Even so, the balance of arguments strongly points to export cartels as a counterproductive rort on the world economy, and a surprisingly pervasive one at that. 'The Changing International Status of Export Cartel Exemptions', a 2005 article in the American University International Law Review (which isn't behind a paywall, by the way), traverses the arguments for and against the damn things, but is especially good on documenting their prevalence.

Of the 55 countries surveyed, all but four have explicit (17) or implicit (34) exemptions from domestic action legal against export cartels (ours is in s44(1)g of the Commerce Act, which says that "Nothing in this Part applies" - 'this Part' being the part that covers restrictive trade practices - "to the entering into of a contract, or arrangement, or arriving at an understanding in so far as it contains a provision that relates exclusively to the export of goods from New Zealand or exclusively to the supply of services wholly outside New Zealand"). The only countries wearing the white hats are Luxembourg, Russia, Uruguay and Thailand, and while the de jure description of Russia may be correct, the de facto position is that it has turned a blind eye, at least to the potash cartel.

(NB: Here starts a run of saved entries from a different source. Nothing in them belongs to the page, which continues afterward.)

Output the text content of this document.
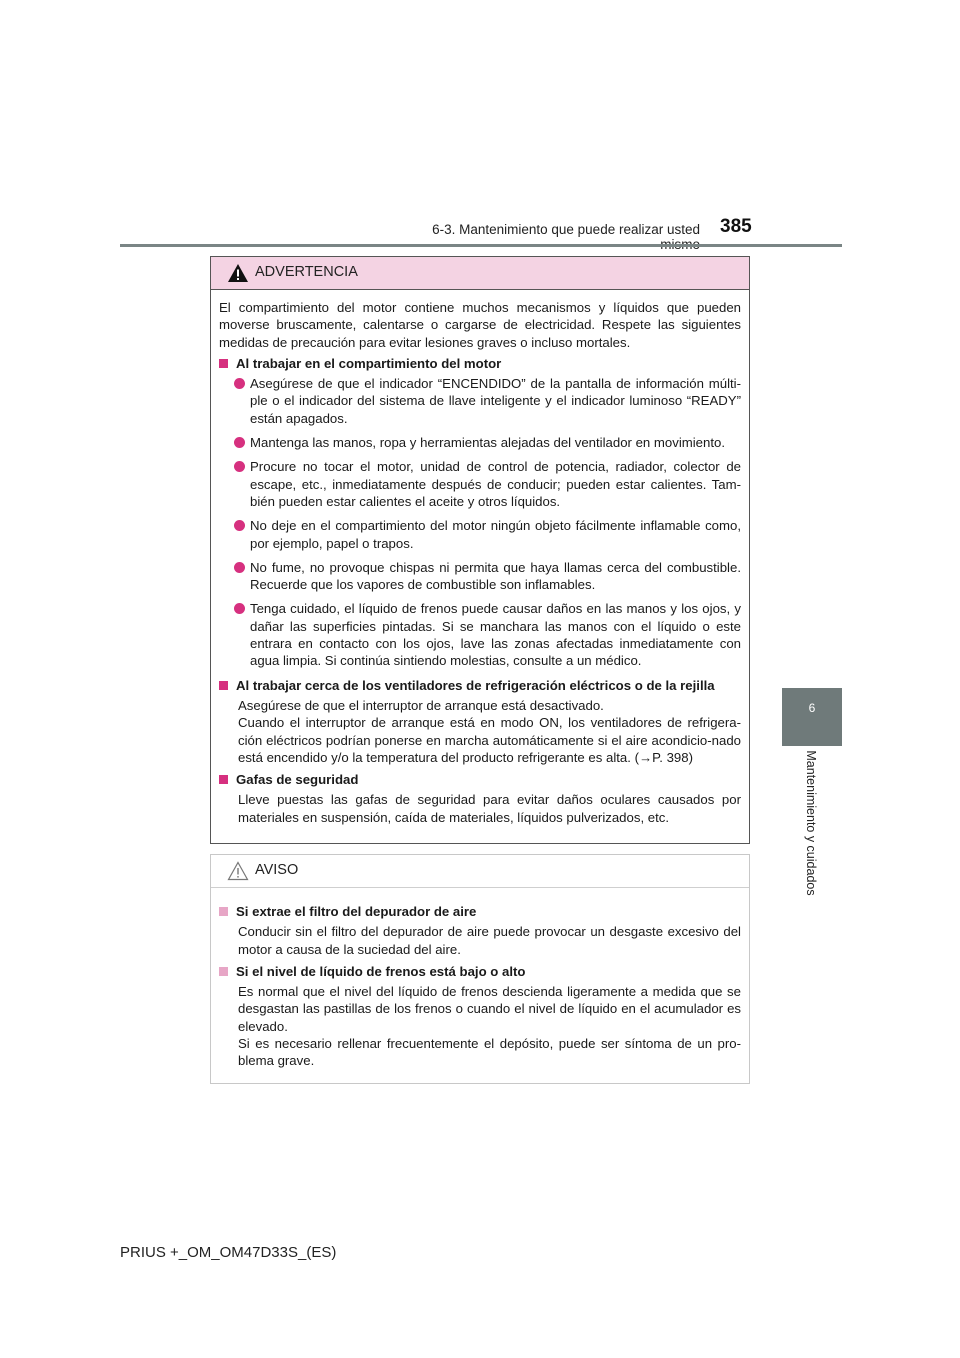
6-3. Mantenimiento que puede realizar usted 385
6
Mantenimiento y cuidados
ADVERTENCIA

El compartimiento del motor contiene muchos mecanismos y líquidos que pueden moverse bruscamente, calentarse o cargarse de electricidad. Respete las siguientes medidas de precaución para evitar lesiones graves o incluso mortales.

Al trabajar en el compartimiento del motor
Asegúrese de que el indicador “ENCENDIDO” de la pantalla de información múlti-ple o el indicador del sistema de llave inteligente y el indicador luminoso “READY” están apagados.
Mantenga las manos, ropa y herramientas alejadas del ventilador en movimiento.
Procure no tocar el motor, unidad de control de potencia, radiador, colector de escape, etc., inmediatamente después de conducir; pueden estar calientes. Tam-bién pueden estar calientes el aceite y otros líquidos.
No deje en el compartimiento del motor ningún objeto fácilmente inflamable como, por ejemplo, papel o trapos.
No fume, no provoque chispas ni permita que haya llamas cerca del combustible. Recuerde que los vapores de combustible son inflamables.
Tenga cuidado, el líquido de frenos puede causar daños en las manos y los ojos, y dañar las superficies pintadas. Si se manchara las manos con el líquido o este entrara en contacto con los ojos, lave las zonas afectadas inmediatamente con agua limpia. Si continúa sintiendo molestias, consulte a un médico.
Al trabajar cerca de los ventiladores de refrigeración eléctricos o de la rejilla
Asegúrese de que el interruptor de arranque está desactivado.
Cuando el interruptor de arranque está en modo ON, los ventiladores de refrigera-ción eléctricos podrían ponerse en marcha automáticamente si el aire acondicio-nado está encendido y/o la temperatura del producto refrigerante es alta. (→P. 398)
Gafas de seguridad
Lleve puestas las gafas de seguridad para evitar daños oculares causados por materiales en suspensión, caída de materiales, líquidos pulverizados, etc.
AVISO
Si extrae el filtro del depurador de aire
Conducir sin el filtro del depurador de aire puede provocar un desgaste excesivo del motor a causa de la suciedad del aire.
Si el nivel de líquido de frenos está bajo o alto
Es normal que el nivel del líquido de frenos descienda ligeramente a medida que se desgastan las pastillas de los frenos o cuando el nivel de líquido en el acumulador es elevado.
Si es necesario rellenar frecuentemente el depósito, puede ser síntoma de un pro-blema grave.
PRIUS +_OM_OM47D33S_(ES)
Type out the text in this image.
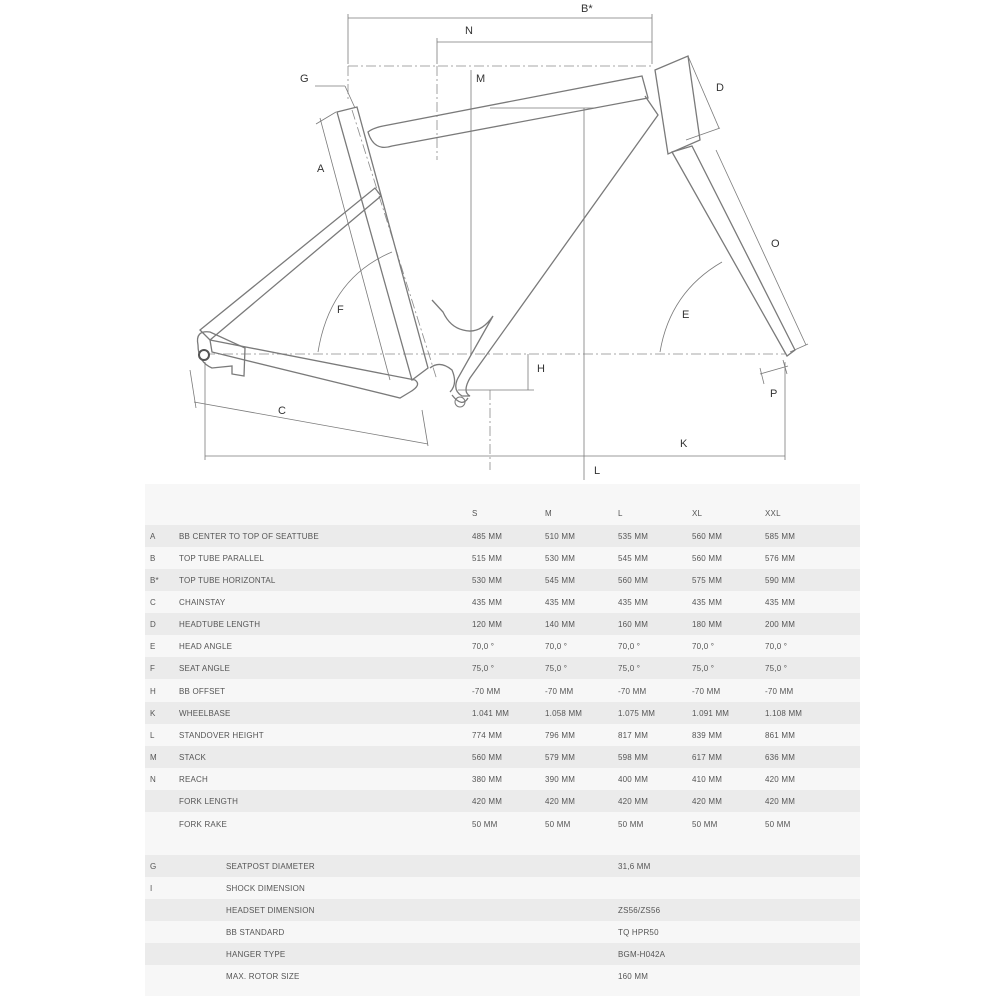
B*
N
M
G
D
A
O
F	E
H
P
C
K
L
S	M	L	XL	XXL
A	BB CENTER TO TOP OF SEATTUBE	485 MM	510 MM	535 MM	560 MM	585 MM
B	TOP TUBE PARALLEL	515 MM	530 MM	545 MM	560 MM	576 MM
B*	TOP TUBE HORIZONTAL	530 MM	545 MM	560 MM	575 MM	590 MM
C	CHAINSTAY	435 MM	435 MM	435 MM	435 MM	435 MM
D	HEADTUBE LENGTH	120 MM	140 MM	160 MM	180 MM	200 MM
E	HEAD ANGLE	70,0 °	70,0 °	70,0 °	70,0 °	70,0 °
F	SEAT ANGLE	75,0 °	75,0 °	75,0 °	75,0 °	75,0 °
H	BB OFFSET	-70 MM	-70 MM	-70 MM	-70 MM	-70 MM
K	WHEELBASE	1.041 MM	1.058 MM	1.075 MM	1.091 MM	1.108 MM
L	STANDOVER HEIGHT	774 MM	796 MM	817 MM	839 MM	861 MM
M	STACK	560 MM	579 MM	598 MM	617 MM	636 MM
N	REACH	380 MM	390 MM	400 MM	410 MM	420 MM
FORK LENGTH	420 MM	420 MM	420 MM	420 MM	420 MM
FORK RAKE	50 MM	50 MM	50 MM	50 MM	50 MM
G	SEATPOST DIAMETER	31,6 MM
I	SHOCK DIMENSION
HEADSET DIMENSION	ZS56/ZS56
BB STANDARD	TQ HPR50
HANGER TYPE	BGM-H042A
MAX. ROTOR SIZE	160 MM
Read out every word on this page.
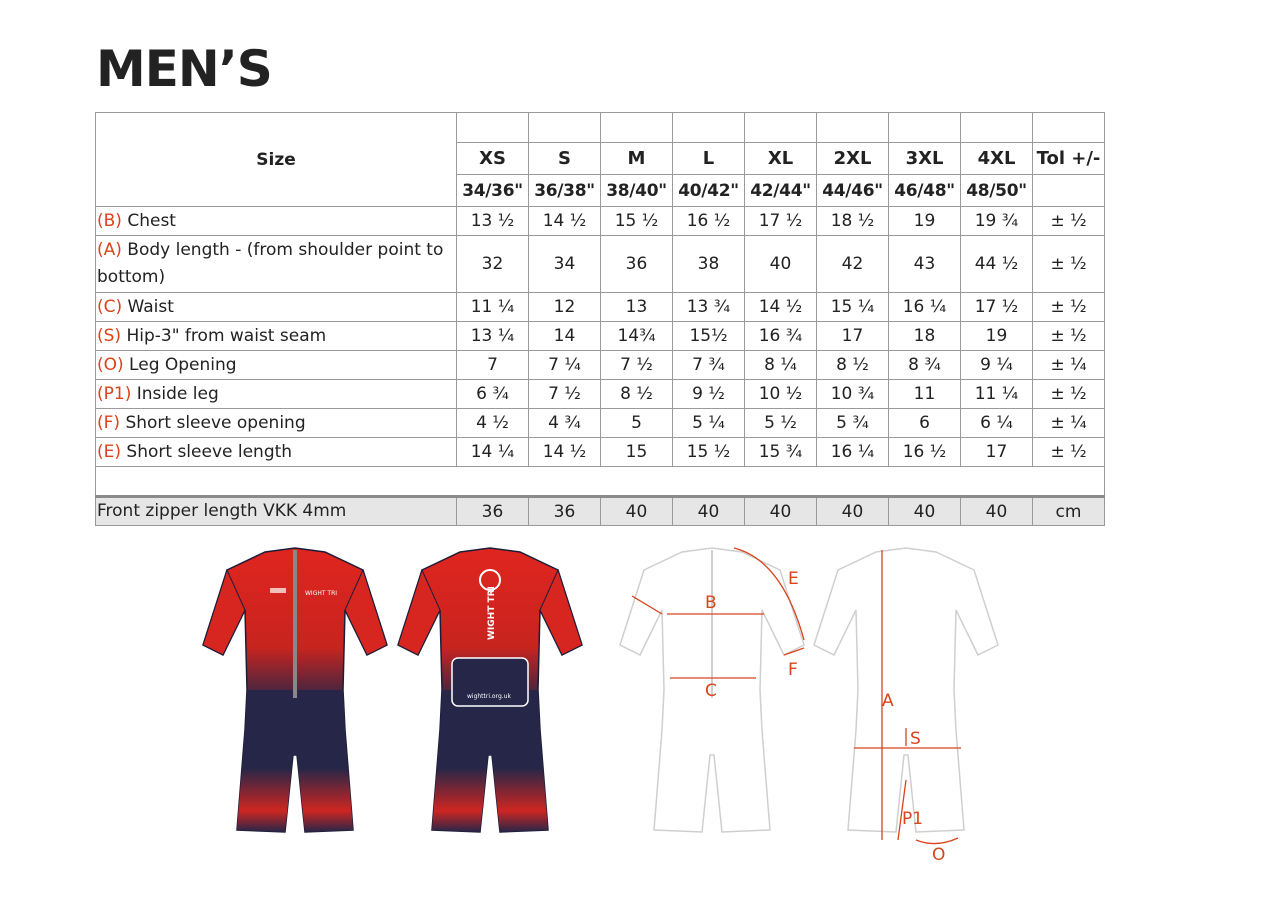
MEN’S
Size									
	XS	S	M	L	XL	2XL	3XL	4XL	Tol +/-
	34/36"	36/38"	38/40"	40/42"	42/44"	44/46"	46/48"	48/50"	
(B) Chest	13 ½	14 ½	15 ½	16 ½	17 ½	18 ½	19	19 ¾	± ½
(A) Body length - (from shoulder point to bottom)	32	34	36	38	40	42	43	44 ½	± ½
(C) Waist	11 ¼	12	13	13 ¾	14 ½	15 ¼	16 ¼	17 ½	± ½
(S) Hip-3" from waist seam	13 ¼	14	14¾	15½	16 ¾	17	18	19	± ½
(O) Leg Opening	7	7 ¼	7 ½	7 ¾	8 ¼	8 ½	8 ¾	9 ¼	± ¼
(P1) Inside leg	6 ¾	7 ½	8 ½	9 ½	10 ½	10 ¾	11	11 ¼	± ½
(F) Short sleeve opening	4 ½	4 ¾	5	5 ¼	5 ½	5 ¾	6	6 ¼	± ¼
(E) Short sleeve length	14 ¼	14 ½	15	15 ½	15 ¾	16 ¼	16 ½	17	± ½

Front zipper length VKK 4mm	36	36	40	40	40	40	40	40	cm
WIGHT TRI	WIGHT TRI
wighttri.org.uk
B
E
F
C	A
S
P1
O
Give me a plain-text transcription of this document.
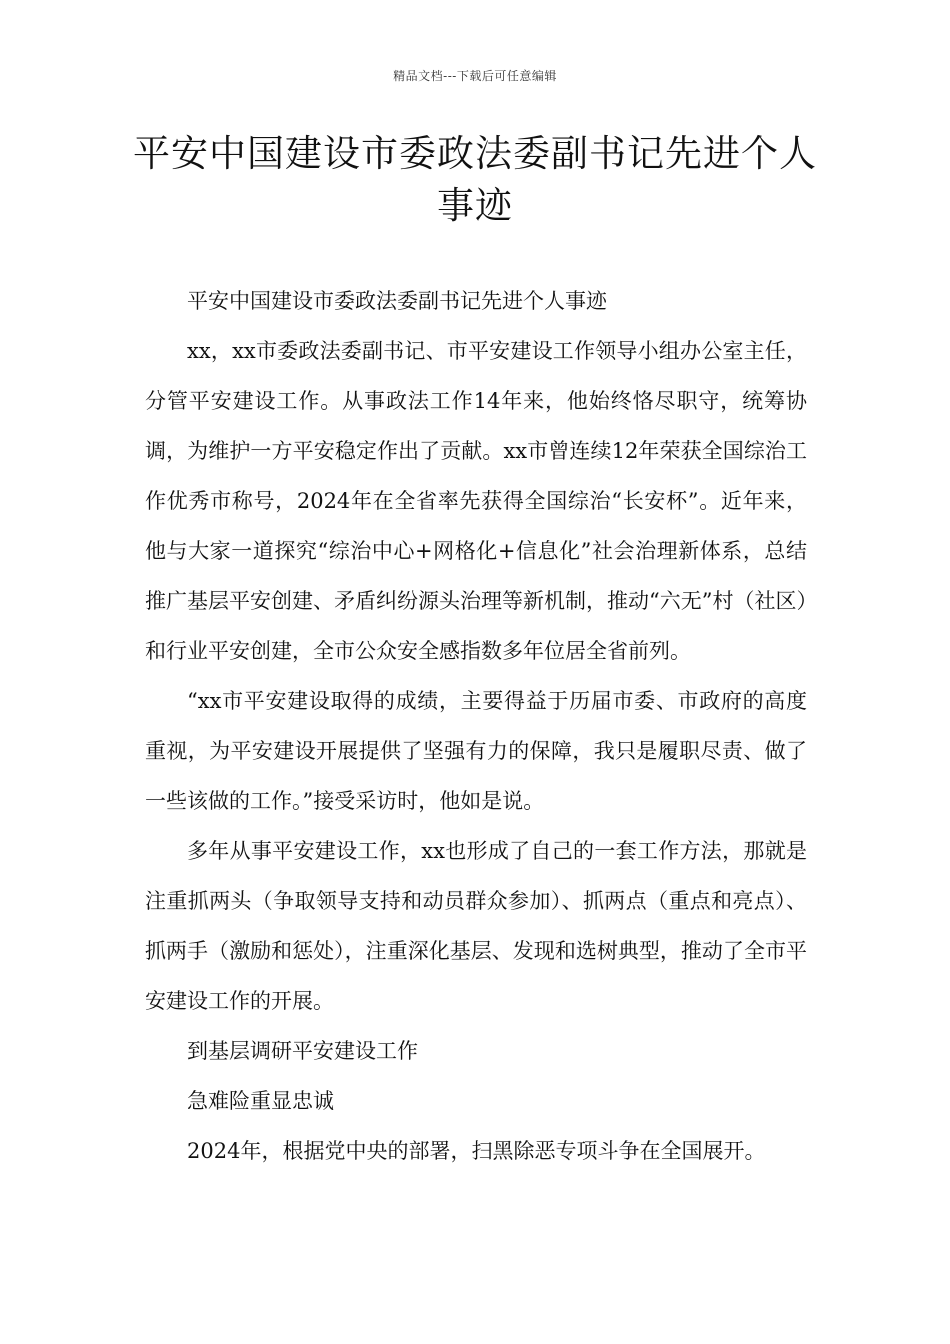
精品文档---下载后可任意编辑
平安中国建设市委政法委副书记先进个人事迹

平安中国建设市委政法委副书记先进个人事迹

xx，xx市委政法委副书记、市平安建设工作领导小组办公室主任，分管平安建设工作。从事政法工作14年来，他始终恪尽职守，统筹协调，为维护一方平安稳定作出了贡献。xx市曾连续12年荣获全国综治工作优秀市称号，2024年在全省率先获得全国综治“长安杯”。近年来，他与大家一道探究“综治中心+网格化+信息化”社会治理新体系，总结推广基层平安创建、矛盾纠纷源头治理等新机制，推动“六无”村（社区）和行业平安创建，全市公众安全感指数多年位居全省前列。

“xx市平安建设取得的成绩，主要得益于历届市委、市政府的高度重视，为平安建设开展提供了坚强有力的保障，我只是履职尽责、做了一些该做的工作。”接受采访时，他如是说。

多年从事平安建设工作，xx也形成了自己的一套工作方法，那就是注重抓两头（争取领导支持和动员群众参加）、抓两点（重点和亮点）、抓两手（激励和惩处），注重深化基层、发现和选树典型，推动了全市平安建设工作的开展。

到基层调研平安建设工作

急难险重显忠诚

2024年，根据党中央的部署，扫黑除恶专项斗争在全国展开。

The papers I've cited list most of the reasons why export cartels are such a bad idea. The biggest one is that we end up collectively worse off:  if North American is ripping off Europe and Asia, and the Europeans are ripping off Asia and North America, and Asia is ripping off North America and Europe, we've all ended up being ripped off (which is why I've called them a "counterproductive" rort). There's often also the issue of who's getting ripped off: in the phosphates case, for example, it's farmers, and hobbling the world's food supply with high input prices is a deeply regressive thing to do. And then there's the potential leakage from companies agreeing not to compete overseas to their competitive behaviour in their home market: how likely is it that companies working together overseas will compete vigorously at home (or as vigorously as they might have)? Not very likely at all, I'd say.

For me, there are two things that look especially egregious. One is the sheer banditry that lies at the heart of export cartels - what has been called their "beggar my neighbour" character. It's back to the days of Queen Elizabeth I, when any buccaneers trying it on in English waters would be hanging in chains in no time, whereas privateers robbing the Spanish silver fleet got knighthoods. And the other is the way they place yet another obstruction in the way of workably competitive international trade. Trade is gummaged up enough already with assorted protectionisms: it doesn't need export cartels as well.

Realistically, it would take concerted global action to deal to them. But neither the mooted Trans Pacific Partnership (TPP), nor the Transatlantic Trade and Investment Partnership (TIPP), appear to have export cartels in their sights. A pity: they should get both barrels, once for efficiency, and again for equity.